Investigating the relevance of lipid microdomains for (HI) virus protein assembly and virus budding in an artifical cell environment

研究人工细胞环境中脂质微结构域与 (HI) 病毒蛋白组装和病毒出芽的相关性

• 批准号: 13204897
• 负责人: Professorin Dr. Petra Schwille
• 金额: --
• 依托单位: Forschungsgruppe Zelluläre und molekulare Biophysik
• 依托单位国家: 德国
• 项目类别: Priority Programmes
• 财政年份: 2005
• 资助国家: 德国
• 起止时间: 2004-12-31 至 2012-12-31
• 项目状态: 已结题
• 来源: https://gepris.dfg.de/gepris/projekt/13204897?language=en
• 关键词: Investigating; relevance; lipid; microdomains; HI

During the HIV replication cycle, the immature viral core is assembled at the plasma membrane and subsequently released from the host cell via a budding process. This process is primarily driven by its cytoplasmic core-precursor protein Gag. In addition, constituents of the plasma membrane become incorporated into the viral envelope. These are, e.g., GPI (glycosylphosphatidyl inositol)-anchored proteins, but also the ganglioside GM1, cholesterol and Sphingomyelin, which are supposed to be enriched in so-called lipid rafts , putative platforms for protein sorting and signaling events in the cell membrane which exhibit a condensed lipid order. Consequently, lipid rafts seem to play a crucial role in virus infection of a cell, and their control could be an essential step in antiviral therapies. However, to date very little is known about the dynamics of the protein-lipid interactions during virus assembly and budding, due to the complexity of the cellular system being infected by viruses. To investigate the role of lipid microdomains or rafts on virus proliferation independent from other factors such as membrane proteins or the cellular secretion machinery, we propose to study the assembly, membrane-association and budding of viral particles, after in vitro expression of Gag protein, in an artificial cell system of defined membrane composition. To this end, a generally applicable scheme of cell-free protein expression in Giant Unilamellar Vesicles (GUVs) will be established. Of particular relevance will further be the control of cholesterol levels in the GUV, i.e., artificial cell membrane. Using fluorescent lipids and Gag protein chimeras fused to various fluorescent proteins, the different steps such as Gag protein aggregation, membrane association and budding of viral particles will be investigated by various kinds of single molecule-based fluorescence correlation spectroscopy and imaging, techniques specifically developed and tailored in our laboratory.

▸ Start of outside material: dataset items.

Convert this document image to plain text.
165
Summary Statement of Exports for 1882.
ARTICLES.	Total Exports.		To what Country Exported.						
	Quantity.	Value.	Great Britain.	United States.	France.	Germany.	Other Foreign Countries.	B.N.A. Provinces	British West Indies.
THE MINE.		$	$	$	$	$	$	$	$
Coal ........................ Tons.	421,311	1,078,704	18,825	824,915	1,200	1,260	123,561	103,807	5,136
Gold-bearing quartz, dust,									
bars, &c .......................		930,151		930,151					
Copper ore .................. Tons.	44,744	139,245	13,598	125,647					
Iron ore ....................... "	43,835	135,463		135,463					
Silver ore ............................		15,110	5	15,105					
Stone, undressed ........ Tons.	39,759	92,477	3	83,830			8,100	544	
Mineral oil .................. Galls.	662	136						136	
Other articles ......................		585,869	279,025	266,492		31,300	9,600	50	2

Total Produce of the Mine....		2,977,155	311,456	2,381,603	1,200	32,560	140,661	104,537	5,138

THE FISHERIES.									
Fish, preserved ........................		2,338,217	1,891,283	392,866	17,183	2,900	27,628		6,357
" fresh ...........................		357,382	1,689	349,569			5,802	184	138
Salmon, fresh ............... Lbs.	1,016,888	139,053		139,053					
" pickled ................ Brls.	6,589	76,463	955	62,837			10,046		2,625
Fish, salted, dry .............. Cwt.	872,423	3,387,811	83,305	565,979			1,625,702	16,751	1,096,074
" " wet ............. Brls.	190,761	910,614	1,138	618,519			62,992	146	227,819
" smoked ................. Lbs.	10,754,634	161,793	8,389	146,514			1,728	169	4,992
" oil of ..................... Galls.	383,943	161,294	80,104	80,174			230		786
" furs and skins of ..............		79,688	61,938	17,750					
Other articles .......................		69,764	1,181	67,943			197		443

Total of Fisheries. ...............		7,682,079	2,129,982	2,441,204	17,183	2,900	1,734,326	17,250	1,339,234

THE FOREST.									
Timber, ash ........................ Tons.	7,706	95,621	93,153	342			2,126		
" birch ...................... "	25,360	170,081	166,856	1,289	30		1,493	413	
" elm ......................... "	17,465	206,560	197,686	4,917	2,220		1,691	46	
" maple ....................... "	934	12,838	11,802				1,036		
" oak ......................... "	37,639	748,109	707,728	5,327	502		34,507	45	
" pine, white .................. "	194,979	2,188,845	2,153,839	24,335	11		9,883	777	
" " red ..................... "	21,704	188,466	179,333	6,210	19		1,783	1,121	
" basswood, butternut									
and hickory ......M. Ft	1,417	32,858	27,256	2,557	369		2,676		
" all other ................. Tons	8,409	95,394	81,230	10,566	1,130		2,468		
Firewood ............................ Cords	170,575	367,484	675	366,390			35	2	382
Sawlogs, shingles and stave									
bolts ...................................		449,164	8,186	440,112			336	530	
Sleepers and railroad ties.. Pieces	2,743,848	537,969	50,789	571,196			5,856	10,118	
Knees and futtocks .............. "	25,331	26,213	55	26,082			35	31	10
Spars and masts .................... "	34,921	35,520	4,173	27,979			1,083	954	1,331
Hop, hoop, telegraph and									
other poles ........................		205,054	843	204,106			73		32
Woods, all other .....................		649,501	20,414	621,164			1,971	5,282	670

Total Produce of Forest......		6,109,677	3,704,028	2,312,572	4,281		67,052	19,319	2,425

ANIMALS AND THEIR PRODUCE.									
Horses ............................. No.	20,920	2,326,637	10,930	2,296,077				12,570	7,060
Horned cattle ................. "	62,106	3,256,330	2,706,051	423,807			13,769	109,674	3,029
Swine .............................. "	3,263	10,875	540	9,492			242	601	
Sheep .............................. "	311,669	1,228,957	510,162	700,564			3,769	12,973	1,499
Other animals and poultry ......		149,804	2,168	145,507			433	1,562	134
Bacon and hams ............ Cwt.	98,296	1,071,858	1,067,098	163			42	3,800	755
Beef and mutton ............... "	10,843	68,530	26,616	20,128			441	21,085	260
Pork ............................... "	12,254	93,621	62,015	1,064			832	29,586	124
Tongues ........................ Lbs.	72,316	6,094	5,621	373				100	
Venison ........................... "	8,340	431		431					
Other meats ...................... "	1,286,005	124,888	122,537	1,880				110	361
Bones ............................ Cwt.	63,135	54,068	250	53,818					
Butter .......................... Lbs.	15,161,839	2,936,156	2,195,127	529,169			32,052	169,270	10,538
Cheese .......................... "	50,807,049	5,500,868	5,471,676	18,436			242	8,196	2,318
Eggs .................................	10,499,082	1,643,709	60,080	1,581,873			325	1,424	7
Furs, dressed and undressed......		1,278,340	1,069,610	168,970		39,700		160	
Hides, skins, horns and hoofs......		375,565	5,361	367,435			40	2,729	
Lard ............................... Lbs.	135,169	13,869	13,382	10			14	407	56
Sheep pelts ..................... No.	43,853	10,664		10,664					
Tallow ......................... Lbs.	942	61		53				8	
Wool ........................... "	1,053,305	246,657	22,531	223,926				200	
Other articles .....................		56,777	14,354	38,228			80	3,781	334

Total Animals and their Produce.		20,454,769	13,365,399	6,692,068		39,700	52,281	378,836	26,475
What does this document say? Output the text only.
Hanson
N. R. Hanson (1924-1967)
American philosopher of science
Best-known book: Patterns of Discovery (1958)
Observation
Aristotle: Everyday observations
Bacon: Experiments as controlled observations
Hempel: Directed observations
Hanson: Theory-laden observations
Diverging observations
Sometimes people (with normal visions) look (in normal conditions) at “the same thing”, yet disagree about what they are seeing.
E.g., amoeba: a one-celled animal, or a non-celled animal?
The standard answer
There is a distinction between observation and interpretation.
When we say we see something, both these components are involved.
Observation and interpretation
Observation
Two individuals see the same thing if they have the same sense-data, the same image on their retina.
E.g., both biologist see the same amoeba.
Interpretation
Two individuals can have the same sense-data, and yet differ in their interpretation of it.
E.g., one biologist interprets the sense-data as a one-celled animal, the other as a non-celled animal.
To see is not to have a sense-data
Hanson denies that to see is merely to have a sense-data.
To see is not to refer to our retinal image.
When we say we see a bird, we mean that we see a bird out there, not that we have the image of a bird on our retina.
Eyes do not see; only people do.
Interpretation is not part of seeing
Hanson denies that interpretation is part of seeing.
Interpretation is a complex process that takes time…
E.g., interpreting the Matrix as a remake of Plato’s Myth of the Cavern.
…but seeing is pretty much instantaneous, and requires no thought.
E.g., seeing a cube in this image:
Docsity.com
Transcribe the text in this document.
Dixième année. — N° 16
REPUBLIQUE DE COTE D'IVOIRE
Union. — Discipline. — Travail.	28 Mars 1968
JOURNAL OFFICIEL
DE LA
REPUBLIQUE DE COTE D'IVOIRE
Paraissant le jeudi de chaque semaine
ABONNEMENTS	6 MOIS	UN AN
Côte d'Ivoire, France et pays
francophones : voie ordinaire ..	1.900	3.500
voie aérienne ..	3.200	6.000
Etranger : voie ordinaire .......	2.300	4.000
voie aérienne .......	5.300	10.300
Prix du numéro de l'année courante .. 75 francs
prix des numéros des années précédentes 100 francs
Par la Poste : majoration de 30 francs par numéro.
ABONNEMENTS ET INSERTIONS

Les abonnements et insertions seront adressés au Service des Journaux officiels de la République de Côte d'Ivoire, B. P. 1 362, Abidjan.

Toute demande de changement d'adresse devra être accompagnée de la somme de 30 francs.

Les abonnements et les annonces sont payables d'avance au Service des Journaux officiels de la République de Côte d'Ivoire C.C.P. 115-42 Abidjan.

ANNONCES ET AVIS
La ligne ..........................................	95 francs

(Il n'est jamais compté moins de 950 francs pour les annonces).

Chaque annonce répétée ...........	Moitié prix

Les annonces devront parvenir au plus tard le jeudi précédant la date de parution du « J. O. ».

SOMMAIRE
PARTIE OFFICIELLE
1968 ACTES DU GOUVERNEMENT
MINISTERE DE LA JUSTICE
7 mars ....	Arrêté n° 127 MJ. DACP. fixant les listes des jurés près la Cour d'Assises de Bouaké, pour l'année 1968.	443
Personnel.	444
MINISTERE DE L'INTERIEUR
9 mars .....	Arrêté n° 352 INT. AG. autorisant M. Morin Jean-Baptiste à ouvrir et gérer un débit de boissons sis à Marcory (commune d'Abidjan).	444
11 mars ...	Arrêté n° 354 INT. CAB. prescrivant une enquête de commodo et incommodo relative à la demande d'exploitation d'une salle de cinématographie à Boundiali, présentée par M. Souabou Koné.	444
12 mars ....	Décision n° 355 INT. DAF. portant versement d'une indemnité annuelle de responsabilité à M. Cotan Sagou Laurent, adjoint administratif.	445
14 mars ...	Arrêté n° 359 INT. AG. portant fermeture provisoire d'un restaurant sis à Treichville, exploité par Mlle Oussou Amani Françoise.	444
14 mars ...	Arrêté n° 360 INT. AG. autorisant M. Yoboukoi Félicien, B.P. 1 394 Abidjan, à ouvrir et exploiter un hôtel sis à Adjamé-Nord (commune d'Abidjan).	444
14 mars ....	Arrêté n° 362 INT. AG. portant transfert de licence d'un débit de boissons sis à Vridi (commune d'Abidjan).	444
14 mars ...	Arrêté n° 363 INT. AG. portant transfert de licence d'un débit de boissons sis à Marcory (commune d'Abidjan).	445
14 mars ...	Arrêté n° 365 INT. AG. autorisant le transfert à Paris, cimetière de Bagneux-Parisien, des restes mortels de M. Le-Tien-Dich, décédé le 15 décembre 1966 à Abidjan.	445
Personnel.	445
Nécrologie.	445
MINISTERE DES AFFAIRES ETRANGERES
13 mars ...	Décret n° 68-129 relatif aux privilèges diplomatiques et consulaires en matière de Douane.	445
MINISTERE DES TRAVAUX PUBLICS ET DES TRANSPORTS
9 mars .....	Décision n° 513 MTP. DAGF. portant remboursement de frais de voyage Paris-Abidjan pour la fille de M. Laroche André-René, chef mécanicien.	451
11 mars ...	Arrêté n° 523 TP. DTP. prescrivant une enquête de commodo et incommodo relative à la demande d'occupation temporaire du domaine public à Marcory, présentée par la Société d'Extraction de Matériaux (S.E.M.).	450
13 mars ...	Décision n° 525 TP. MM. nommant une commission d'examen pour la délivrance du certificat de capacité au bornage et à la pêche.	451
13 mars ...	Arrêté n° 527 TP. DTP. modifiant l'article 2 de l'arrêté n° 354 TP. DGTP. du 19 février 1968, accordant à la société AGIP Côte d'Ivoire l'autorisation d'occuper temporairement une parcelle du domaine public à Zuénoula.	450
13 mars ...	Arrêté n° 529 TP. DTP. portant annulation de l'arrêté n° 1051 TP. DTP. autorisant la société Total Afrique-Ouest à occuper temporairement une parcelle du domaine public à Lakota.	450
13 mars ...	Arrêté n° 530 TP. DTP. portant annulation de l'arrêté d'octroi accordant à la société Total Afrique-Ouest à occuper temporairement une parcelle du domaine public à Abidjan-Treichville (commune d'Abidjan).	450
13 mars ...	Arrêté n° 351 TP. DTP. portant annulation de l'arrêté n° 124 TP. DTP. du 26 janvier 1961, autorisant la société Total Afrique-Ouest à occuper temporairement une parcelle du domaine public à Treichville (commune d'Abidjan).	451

在HIV复制周期中，未成熟的病毒核心在质膜上组装，随后通过出芽过程从宿主细胞中释放。该过程主要由其细胞质核心前体蛋白 Gag 驱动。此外，质膜的成分并入病毒包膜中。例如，这些是 GPI（糖基磷脂酰肌醇）锚定蛋白，还有神经节苷脂 GM1、胆固醇和鞘磷脂，它们被认为富含所谓的脂筏，是细胞膜中蛋白质分选和信号传导事件的推定平台。表现出稠密的脂质顺序。因此，脂筏似乎在细胞的病毒感染中发挥着至关重要的作用，并且它们的控制可能是抗病毒治疗中的重要步骤。然而，迄今为止，由于被病毒感染的细胞系统的复杂性，人们对病毒组装和出芽过程中蛋白质-脂质相互作用的动态知之甚少。为了研究脂质微结构域或筏对独立于膜蛋白或细胞分泌机制等其他因素的病毒增殖的作用，我们建议在体外表达 Gag 蛋白后研究病毒颗粒的组装、膜缔合和出芽，在具有确定的膜组成的人造细胞系统中。为此，将建立一种普遍适用的巨单层囊泡（GUV）中无细胞蛋白表达方案。特别相关的是 GUV（即人造细胞膜）中胆固醇水平的控制。使用荧光脂质和与各种荧光蛋白融合的 Gag 蛋白嵌合体，通过各种基于单分子的荧光相关光谱和成像、专门开发的技术和技术来研究病毒颗粒的不同步骤，例如 Gag 蛋白聚集、膜缔合和出芽。在我们的实验室量身定制。